The world's most business-critical transactions run on Unix machines, which means the machines running those transactions attract evildoers. Furthermore, a lot of those machines have Internet connections, which means it's always possible that some nefarious remote user will find a way in. The third edition of Practical Unix & Internet Security contains--to an even greater extent than its favorably reputed ancestors--an enormous amount of accumulated wisdom about how to protect Internet-connected Unix machines from intrusion and other forms of attack. This book is fat with practical advice on specific defensive measures (to defeat known attacks) and generally wise policies (to head off as-yet-undiscovered ones).
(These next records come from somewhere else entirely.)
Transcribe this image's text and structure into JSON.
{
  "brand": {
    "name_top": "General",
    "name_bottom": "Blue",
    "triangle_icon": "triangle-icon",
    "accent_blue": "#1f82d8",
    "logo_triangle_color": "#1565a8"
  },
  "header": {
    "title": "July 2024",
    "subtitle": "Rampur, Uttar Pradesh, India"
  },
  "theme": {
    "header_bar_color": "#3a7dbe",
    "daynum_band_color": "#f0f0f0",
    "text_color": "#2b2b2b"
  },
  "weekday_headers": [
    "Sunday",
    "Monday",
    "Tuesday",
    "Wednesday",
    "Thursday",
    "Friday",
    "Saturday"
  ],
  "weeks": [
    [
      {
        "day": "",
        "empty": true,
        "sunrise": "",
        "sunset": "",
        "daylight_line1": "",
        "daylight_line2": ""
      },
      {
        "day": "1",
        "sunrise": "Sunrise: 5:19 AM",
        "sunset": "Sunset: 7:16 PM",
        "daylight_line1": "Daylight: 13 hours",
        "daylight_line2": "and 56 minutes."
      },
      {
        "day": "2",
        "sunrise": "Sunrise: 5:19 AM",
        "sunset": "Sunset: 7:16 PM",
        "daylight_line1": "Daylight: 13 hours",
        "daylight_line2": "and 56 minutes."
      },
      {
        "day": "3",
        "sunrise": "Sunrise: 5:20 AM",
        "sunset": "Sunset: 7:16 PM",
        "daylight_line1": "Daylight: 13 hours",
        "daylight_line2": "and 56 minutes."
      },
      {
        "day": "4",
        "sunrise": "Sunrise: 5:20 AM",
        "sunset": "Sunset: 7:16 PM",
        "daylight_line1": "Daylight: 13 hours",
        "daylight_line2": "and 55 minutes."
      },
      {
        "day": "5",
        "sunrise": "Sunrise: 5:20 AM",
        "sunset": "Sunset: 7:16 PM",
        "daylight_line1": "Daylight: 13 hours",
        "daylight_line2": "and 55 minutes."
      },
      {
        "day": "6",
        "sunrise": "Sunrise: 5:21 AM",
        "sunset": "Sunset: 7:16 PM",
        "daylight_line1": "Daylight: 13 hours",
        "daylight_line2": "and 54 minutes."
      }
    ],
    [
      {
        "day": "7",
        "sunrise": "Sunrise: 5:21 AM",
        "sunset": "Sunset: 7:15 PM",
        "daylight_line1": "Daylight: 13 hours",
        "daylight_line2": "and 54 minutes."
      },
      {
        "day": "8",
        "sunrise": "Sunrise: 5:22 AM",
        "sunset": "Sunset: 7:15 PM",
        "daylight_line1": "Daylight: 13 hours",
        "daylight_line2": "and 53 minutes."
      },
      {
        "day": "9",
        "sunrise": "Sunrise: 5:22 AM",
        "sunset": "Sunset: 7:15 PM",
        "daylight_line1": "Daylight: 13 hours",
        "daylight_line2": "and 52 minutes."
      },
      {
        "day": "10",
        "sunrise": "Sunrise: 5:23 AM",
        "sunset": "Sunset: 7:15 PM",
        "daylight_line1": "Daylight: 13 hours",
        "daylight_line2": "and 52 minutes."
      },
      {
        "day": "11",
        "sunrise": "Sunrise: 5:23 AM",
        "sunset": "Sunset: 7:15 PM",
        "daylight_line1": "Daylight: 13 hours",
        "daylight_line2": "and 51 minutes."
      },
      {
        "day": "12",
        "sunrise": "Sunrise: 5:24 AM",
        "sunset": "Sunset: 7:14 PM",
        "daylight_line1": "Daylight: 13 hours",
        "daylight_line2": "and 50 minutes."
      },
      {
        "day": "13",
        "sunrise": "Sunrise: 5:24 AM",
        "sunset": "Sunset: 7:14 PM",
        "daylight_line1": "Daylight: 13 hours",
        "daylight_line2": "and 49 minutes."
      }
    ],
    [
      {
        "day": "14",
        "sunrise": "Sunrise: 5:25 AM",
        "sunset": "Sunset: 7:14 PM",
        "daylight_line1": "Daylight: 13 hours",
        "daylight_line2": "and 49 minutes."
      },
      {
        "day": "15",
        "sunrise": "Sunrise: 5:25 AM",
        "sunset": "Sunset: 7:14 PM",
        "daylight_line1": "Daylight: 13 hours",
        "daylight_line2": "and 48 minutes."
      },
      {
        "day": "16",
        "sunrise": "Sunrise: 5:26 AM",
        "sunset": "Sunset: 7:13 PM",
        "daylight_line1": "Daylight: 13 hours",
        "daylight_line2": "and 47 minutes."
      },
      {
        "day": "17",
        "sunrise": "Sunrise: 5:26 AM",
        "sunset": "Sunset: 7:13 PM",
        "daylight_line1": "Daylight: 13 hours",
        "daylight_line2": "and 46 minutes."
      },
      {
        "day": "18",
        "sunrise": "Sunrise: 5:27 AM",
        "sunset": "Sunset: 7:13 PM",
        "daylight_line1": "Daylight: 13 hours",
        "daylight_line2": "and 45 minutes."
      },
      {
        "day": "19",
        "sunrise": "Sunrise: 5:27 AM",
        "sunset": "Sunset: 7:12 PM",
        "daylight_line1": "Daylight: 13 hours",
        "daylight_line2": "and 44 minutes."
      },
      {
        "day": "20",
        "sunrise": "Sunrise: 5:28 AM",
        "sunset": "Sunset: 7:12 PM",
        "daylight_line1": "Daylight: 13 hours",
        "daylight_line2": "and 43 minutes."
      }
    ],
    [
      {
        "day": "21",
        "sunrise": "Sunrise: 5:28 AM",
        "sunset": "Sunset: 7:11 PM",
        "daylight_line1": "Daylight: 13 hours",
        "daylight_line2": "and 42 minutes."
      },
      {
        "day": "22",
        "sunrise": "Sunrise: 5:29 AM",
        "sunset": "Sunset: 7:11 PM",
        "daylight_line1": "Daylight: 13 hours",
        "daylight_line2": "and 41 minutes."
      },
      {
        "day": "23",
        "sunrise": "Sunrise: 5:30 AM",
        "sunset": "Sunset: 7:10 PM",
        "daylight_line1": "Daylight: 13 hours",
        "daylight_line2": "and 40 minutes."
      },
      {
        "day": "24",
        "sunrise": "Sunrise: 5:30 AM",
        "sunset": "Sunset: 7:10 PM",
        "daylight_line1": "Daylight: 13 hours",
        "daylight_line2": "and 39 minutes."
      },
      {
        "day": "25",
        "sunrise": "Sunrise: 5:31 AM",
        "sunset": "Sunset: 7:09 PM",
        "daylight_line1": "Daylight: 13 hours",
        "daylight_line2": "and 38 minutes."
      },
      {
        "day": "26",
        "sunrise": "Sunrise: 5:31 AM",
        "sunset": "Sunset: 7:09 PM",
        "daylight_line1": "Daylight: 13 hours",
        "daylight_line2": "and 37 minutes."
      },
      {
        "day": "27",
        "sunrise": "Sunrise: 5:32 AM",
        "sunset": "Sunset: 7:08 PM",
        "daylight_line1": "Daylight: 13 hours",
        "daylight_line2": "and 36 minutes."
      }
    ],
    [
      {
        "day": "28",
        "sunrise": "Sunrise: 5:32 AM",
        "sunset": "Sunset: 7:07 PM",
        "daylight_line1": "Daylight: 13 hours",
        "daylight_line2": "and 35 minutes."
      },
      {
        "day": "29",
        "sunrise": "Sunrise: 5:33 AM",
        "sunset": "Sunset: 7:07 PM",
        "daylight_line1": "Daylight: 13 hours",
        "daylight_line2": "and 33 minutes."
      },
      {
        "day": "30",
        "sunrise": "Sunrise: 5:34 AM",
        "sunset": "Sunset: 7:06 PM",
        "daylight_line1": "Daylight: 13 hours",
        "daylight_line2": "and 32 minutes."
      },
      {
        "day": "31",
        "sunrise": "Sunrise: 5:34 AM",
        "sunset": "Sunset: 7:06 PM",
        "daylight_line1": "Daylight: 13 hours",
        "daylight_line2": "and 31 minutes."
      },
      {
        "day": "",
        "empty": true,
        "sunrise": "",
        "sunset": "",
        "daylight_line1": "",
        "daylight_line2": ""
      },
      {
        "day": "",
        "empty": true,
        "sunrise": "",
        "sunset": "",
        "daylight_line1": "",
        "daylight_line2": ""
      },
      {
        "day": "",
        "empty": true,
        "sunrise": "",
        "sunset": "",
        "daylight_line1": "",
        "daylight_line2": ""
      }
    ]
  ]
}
The authors' approach to Unix security is holistic and clever; they devote as much space to security philosophy as to advice about closing TCP ports and disabling unnecessary services. They also recognize that lots of Unix machines are development platforms, and make many recommendations to consider as you design software. It's rare that you read a page in this carefully compiled book that does not impart some obscure nugget of knowledge, or remind you to implement some important policy. Plus, the authors have a style that reminds their readers that computing is supposed to be about intellectual exercise and fun, an attitude that's absent from too much of the information technology industry lately. Read this book if you use any flavor of Unix in any mission-critical situation. --David Wall
Topics covered: Security risks (and ways to limit them) under Linux, Solaris, Mac OS X, and FreeBSD. Coverage ranges from responsible system administration (including selection of usernames and logins) to intrusion detection, break-in forensics, and log analysis.
Customer Review: Excellent Guide
This book is just what I was looking for. Excellent Security Guide to day to day security issues at my workplace. Information about TPC and UDP ports and their security risks have been very useful.
This book must be part of every UNIX System Security Profesional.
Customer Review: Order a wrong edition
I saw that there is a bargain of another paperback edition on the page of 3rd edition, so I didn't recheck whether it is 3rd edition. So I end up in buying 2 books, 2nd and 3rd editions, because I need the 3rd edition for my class. It would be better to put edition number up in the page, not only paperback or library binding!